The press release is remarkable in that it suggests that there is something inherenly anticompetitive in this practice. From this perspective, the use of non-public data from rivals would be an ‘improper’ way of competing. More precisely, the Commission claims that the practice allows Amazon to ‘avoid the normal risks of retail competition‘.

This wording, which is (most intriguingly) vaguely inspired from the definition of concerted practice, signals a new approach to the enforcement of Article 102 TFEU for a number of reasons.

First (and most obviously) it is at least plausible that Amazon’s use of this data improves the conditions of competition (in the marketplace and/or on adjacent markets).

This is so, in particular, if Amazon uses this strategy to challenge the position of well-established players. Why would a practice that is capable of placing competitive pressure on incumbents be an ‘improper’ way of competing?

Second, it is unclear what would turn Amazon’s conduct into an ‘improper’ method. Finding business opportunities by replicating what others are doing well is as old as doing business.

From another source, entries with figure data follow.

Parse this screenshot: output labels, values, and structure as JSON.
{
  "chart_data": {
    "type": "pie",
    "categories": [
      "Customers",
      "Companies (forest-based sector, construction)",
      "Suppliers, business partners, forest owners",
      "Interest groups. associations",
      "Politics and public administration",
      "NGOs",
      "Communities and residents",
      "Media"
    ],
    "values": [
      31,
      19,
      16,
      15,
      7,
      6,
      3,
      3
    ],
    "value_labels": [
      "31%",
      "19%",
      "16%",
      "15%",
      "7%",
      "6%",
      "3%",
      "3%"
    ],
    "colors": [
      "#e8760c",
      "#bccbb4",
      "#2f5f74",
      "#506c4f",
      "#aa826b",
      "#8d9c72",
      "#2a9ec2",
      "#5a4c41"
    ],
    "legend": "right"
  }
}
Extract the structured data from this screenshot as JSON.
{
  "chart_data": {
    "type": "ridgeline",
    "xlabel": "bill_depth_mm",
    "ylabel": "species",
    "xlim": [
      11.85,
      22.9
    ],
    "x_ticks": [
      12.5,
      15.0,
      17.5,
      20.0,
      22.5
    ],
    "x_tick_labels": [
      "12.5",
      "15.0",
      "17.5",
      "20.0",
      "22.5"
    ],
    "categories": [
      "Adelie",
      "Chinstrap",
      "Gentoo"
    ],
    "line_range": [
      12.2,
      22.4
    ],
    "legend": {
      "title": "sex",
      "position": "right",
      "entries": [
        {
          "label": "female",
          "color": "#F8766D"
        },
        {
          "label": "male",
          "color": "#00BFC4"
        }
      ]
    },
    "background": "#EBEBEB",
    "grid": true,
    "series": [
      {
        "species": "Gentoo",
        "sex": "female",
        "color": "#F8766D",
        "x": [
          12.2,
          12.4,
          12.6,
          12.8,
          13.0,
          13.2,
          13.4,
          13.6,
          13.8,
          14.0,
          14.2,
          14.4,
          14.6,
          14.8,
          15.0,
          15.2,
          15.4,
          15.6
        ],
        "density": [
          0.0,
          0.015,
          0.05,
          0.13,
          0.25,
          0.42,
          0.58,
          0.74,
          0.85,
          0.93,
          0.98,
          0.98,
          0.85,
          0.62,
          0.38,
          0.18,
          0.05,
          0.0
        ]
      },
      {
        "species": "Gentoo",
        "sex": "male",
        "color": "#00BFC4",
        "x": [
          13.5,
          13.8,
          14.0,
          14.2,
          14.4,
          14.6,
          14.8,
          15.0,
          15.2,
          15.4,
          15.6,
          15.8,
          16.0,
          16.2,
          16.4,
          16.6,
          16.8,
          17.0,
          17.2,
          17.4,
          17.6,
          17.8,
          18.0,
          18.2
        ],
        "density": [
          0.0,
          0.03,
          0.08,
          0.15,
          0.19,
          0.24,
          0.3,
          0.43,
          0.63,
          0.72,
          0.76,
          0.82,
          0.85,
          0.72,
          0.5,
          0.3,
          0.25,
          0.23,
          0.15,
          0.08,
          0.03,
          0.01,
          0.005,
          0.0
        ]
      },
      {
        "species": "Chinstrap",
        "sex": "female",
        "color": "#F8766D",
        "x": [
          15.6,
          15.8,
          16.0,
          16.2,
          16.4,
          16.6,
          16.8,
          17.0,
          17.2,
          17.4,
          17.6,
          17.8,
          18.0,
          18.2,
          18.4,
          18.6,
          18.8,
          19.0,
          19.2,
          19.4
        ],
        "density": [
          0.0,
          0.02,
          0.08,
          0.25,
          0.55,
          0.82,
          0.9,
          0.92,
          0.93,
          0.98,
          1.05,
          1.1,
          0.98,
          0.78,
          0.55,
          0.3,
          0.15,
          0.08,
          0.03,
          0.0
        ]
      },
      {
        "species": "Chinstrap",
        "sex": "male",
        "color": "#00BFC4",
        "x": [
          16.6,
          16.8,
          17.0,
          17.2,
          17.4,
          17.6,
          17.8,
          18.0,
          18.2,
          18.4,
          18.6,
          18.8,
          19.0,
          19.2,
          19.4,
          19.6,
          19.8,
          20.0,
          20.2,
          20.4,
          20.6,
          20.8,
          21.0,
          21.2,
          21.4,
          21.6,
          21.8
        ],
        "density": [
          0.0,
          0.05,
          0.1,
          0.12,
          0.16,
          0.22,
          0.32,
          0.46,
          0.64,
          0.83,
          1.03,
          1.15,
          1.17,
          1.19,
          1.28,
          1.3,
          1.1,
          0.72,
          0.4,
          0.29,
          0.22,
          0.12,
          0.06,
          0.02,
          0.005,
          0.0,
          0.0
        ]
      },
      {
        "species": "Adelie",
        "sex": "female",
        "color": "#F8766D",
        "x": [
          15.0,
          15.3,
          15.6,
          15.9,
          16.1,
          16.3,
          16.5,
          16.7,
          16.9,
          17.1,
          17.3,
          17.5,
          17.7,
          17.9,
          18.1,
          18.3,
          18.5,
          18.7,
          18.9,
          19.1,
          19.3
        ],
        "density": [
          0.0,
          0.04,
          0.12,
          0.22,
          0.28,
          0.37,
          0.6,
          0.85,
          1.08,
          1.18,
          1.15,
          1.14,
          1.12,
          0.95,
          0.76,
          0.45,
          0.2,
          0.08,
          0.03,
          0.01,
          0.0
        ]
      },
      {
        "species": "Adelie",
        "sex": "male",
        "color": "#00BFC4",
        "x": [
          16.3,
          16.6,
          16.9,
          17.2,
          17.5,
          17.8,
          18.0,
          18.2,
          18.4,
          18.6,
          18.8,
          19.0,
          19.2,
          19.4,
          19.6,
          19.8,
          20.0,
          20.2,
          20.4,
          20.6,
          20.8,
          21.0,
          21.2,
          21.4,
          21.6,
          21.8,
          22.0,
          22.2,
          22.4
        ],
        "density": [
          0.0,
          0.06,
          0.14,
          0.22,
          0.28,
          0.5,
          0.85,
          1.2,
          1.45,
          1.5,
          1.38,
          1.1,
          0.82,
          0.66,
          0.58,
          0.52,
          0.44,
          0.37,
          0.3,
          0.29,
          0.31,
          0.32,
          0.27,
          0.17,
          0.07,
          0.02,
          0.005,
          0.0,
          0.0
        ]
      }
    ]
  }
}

Absent a breach of intellectual property, it looks like a most natural expression of competition on the merits.

What is more, it is a commonplace practice in the retail sector (these are long-standing complaints against supermarkets, including the use of non-public data).

What is distinctive, or unique, about Amazon’s behaviour, against this background? Is it the scale? Is it the fact that Amazon is more effective in the gathering and use of third-party data? These questions seem key to making sense of the case.

Finally, one should not forget that all firms (not only Amazon) exploit their advantages. There is nothing inherently anticompetitive in doing so. On the contrary.

In fact, the whole purpose of competition law has never been to create a level playing field in which firms compete with the exact same forces and assets. The point of competition law is instead to ensure that firms retain the ability and incentive to make the most of what they have.

Against this background, the question that comes to mind is whether it is possible to distinguish, in a meaningful way, between competitive advantages that can and cannot be exploited or between competitive advantages that are proper and improper.

What about anticompetitive effects?

The press release suggests that the use of non-public data would allow Amazon to ‘leverage its dominance in the market for the provision of marketplace services‘.

Remarkably, however, the press release is not explicit about the markets that would be affected by the practice. Insofar as Amazon’s conduct is capable of improving the conditions of competition and of injecting rivalry, one would expect the issue of anticompetitive effects to feature prominently as the crucial inquiry in the case.

The wording of the press release raises the question of how the analysis of anticompetitive effects will be conducted by the Commission. A second, related one, is whether the analysis will be relaxed relative to the case law.

More precisely: will the Commission equate a competitive advantage with anticompetitive effects? The case law suggests that this tendency is not unusual in competition authorities. This same case law makes clear that an advantage does not amount, in and of itself, to an anticompetitive effect.

In addition: will the threshold be set at the level of plausibility (as opposed to likelihood)? If so, the analysis of effects would become a mere formality (potentially abusive conduct is most of the time a plausible source of anticompetitive effects).

My impression is that common carrier antitrust tends to lead to a relaxation of this assessment. Under this sui generis approach to Article 102 TFEU, any distortions of competition that come from self-preferencing are deemed problematic, even when they intensify rivalry.

It will be fascinating to see whether this is indeed the path followed.

I very much look forward to your comments. If there was any doubt: I have nothing to disclose.